One of my favorite explanations  of  feelings I heard this summer was from Arthur Brooks in the Aspen Ideas Festival “On happiness; Life lessons from COVID minute 6:34  

( I fully recommend listening to the whole session)

One of the greatest tools or this that I discovered, during the pandemic  was the magic of BREATHING. Heres a great podcast

#179: The New Mind-Blowing Science of Breathing with James Nestor episode of Broken Brain with Dhru Purohit

 

3.  Take action 

“Between stimulus and response there is a space. In that space is our power to choose our response. In our response lies our growth and our freedom.”

— Viktor E. Frankl,  neurologist, psychologist and Holocaust survivor , founder of Logo-therapy movement 

The first two steps will help you create, and lengthen that space. This process of slowing down will allow you to make more conscious decisions on the actions you take. It reduces the impulsivity and gives yourself the opportunity to think about what actions will get you closer to your parenting goals. Instead of reacting , you will have better clarity of what options you have , and be able to choose how you want to  respond.

                                               Personal note:

For me one of the more recent moments where I was really challenged emotionally was when my kids left home for college. The mix of emotions was often too much for me to process… I was proud of them , thrilled for the times that were waiting for them, and happy to see them excited. At the same time I felt like my heart was being torn.  Facing the reality that my once dependent children were becoming independent made me sad.

—I was scared … what if I had not given them the tools to survive? Would they be ok on their own?

I took the time to feel & accept. I made sure I filled my time with activities that would help me restore since this process left me depleted. I reached out to my close family and friends for support.  I slept, I cried, I ate chocolate and listened to my “pump me up music”. It took time but I was able to find a new center. With each of them it was a different process,  with different lessons.

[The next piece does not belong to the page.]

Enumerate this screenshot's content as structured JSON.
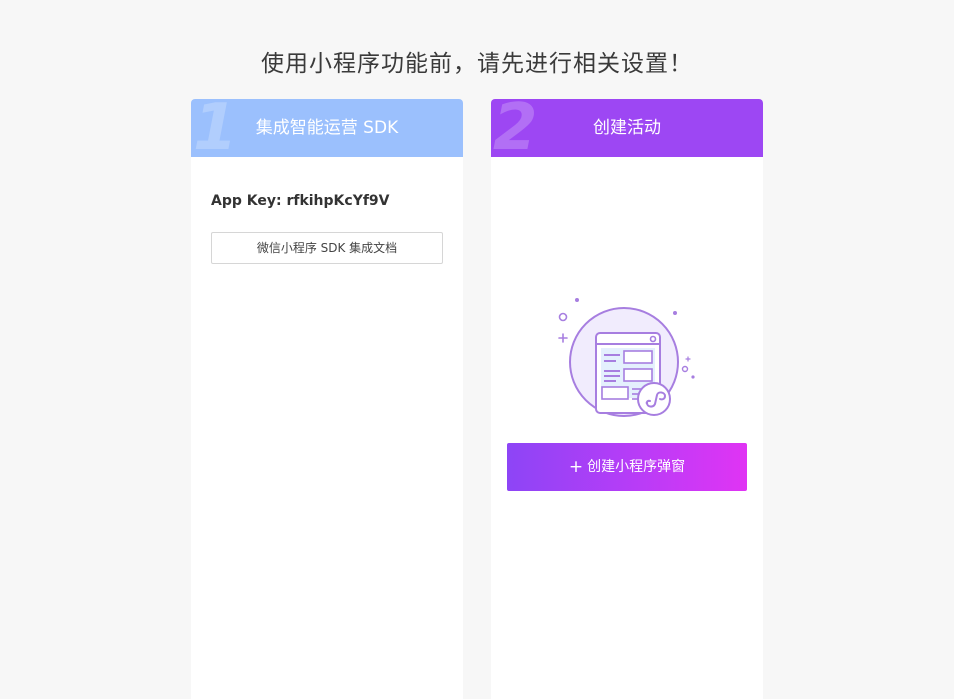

I have to say that the days before they leave home,  after a vacation,  I still get this “package” of emotions…. but I am brave enough to allow them in. 

“Outside the comfort zone “ is a tough place to be,  but the next time you find yourself there,  just SIT WITH IT  and watch yourself grow.

14 thoughts on “Sit with it”

  1. I like it that you gave us an informative account of your personal experience.
    It gives me a different perspective .
    Can I have your pump me up playlist? I hope it’s not tropipopcito

  2. Comforting! Exactly what I needed to read.
    Both of my boys are going to boarding school next week. We have all been facing a swirl of changing emotions. It has not been easy and it probably will get harder once they start and are away from their “nest”. However, I feel that moving them out of their comfort zone is exactly what they need in order to grow.